Widespread Internet Issue

Incident Report for Braze, Inc.

Resolved

EU-01 is now fully recovered. Data Processing and Outbound Messaging backlogs have been fully processed.

With that, Braze is fully operational.

Posted Jun 12, 2025 - 17:30 EDT

Update

US-06 is now fully recovered. Data Processing and Outbound Messaging backlogs have been fully processed.

Posted Jun 12, 2025 - 17:13 EDT

Update

Google has confirmed that Android Push / Firebase messaging is fully operational, and backlogs have been processed.
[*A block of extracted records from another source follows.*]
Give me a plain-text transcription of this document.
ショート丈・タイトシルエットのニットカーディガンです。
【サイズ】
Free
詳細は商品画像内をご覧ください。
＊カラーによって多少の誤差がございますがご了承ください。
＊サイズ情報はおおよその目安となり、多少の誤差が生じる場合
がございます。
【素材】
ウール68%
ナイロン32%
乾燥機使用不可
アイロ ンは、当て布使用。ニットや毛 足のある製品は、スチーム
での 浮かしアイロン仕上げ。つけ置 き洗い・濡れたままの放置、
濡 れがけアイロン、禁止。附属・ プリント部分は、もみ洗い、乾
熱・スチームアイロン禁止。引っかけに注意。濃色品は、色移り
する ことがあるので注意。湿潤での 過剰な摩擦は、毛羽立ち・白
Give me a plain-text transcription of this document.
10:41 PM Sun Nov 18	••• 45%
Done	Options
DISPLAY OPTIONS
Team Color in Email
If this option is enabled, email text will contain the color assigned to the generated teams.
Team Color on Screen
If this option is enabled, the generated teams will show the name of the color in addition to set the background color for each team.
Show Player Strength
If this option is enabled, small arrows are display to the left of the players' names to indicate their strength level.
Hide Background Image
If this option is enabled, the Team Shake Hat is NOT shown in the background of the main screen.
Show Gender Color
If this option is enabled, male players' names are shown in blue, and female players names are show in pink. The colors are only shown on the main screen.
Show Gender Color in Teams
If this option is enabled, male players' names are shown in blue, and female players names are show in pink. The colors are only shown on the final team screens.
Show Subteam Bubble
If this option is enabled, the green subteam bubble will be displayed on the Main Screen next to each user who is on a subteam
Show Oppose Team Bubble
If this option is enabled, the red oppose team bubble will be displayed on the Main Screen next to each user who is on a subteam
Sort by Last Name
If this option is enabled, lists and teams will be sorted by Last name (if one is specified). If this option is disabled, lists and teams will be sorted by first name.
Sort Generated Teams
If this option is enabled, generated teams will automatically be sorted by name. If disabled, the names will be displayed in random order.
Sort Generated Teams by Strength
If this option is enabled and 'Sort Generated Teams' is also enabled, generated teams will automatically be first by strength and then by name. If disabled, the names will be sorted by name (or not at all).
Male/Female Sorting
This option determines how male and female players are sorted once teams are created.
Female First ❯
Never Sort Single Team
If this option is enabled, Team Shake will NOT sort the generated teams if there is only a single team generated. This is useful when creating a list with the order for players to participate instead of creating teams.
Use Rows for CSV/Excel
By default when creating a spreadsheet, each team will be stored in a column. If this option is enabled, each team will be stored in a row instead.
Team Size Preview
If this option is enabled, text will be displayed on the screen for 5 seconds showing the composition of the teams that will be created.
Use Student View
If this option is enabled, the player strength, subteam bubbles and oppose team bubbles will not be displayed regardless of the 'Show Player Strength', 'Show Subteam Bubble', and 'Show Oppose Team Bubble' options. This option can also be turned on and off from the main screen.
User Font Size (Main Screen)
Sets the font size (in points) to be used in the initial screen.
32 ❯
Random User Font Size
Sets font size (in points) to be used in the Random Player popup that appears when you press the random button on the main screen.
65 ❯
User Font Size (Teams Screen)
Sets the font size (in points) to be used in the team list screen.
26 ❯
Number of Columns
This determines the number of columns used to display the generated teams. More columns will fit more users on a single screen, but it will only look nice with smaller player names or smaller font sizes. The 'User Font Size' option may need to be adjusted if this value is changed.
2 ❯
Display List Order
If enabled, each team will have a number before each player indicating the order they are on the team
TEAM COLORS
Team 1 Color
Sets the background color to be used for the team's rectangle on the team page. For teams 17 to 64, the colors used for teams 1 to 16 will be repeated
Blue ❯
Posted Jun 12, 2025 - 17:07 EDT

Update

Our infrastructure has fully scaled up, so we are processing well above our typical speeds to work through the backlogs.
Several of our clusters are now fully operational, as the Data Processing and Outbound Messaging backlogs have been fully processed.

US-01, US-02, US-03, US-04, US-05, US-07, and EU-02 are fully recovered.

Posted Jun 12, 2025 - 16:58 EDT

Update

We continue to see signs of recovery and are ramping services back to normal as we are able to.

Our REST APIs are operational; however, as some inbound internet traffic remains challenged, some requests may have timed out before they get to Braze. Per standard practice, any REST API calls that timeout or receive a 50X response code should be retried.

Posted Jun 12, 2025 - 16:46 EDT

Update

We are now actively scaling up our infrastructure and expect to return to normal performance soon. As this happens, the Outbound Messaging and Data Processing backlog is being worked on. We expect latency to dissipate as we process through the queue.

Posted Jun 12, 2025 - 16:43 EDT

Update

Our SDK API has resumed normal processing. Events and attribute updates will not be lost; we now are automatically retrying and processing those events.

Dashboard login services have now recovered, and users can log in through https://dashboard.braze.com.

Posted Jun 12, 2025 - 16:38 EDT

Update

Multiple Braze Services are experiencing degradation due to the aforementioned incident with Cloudflare and Google Cloud Platform. While all services are available and operating correctly, we are unable to scale up our infrastructure and have taken some precautions to prevent a cascading failure once the Google and Cloudflare incidents resolve and traffic starts flowing at higher rates again.

Our SDK API is mostly returning error response codes to SDKs–this directs them to retry requests at a later time to throttle processing demand. Events and attribute updates will not be lost, and our SDKs will periodically retry requests automatically.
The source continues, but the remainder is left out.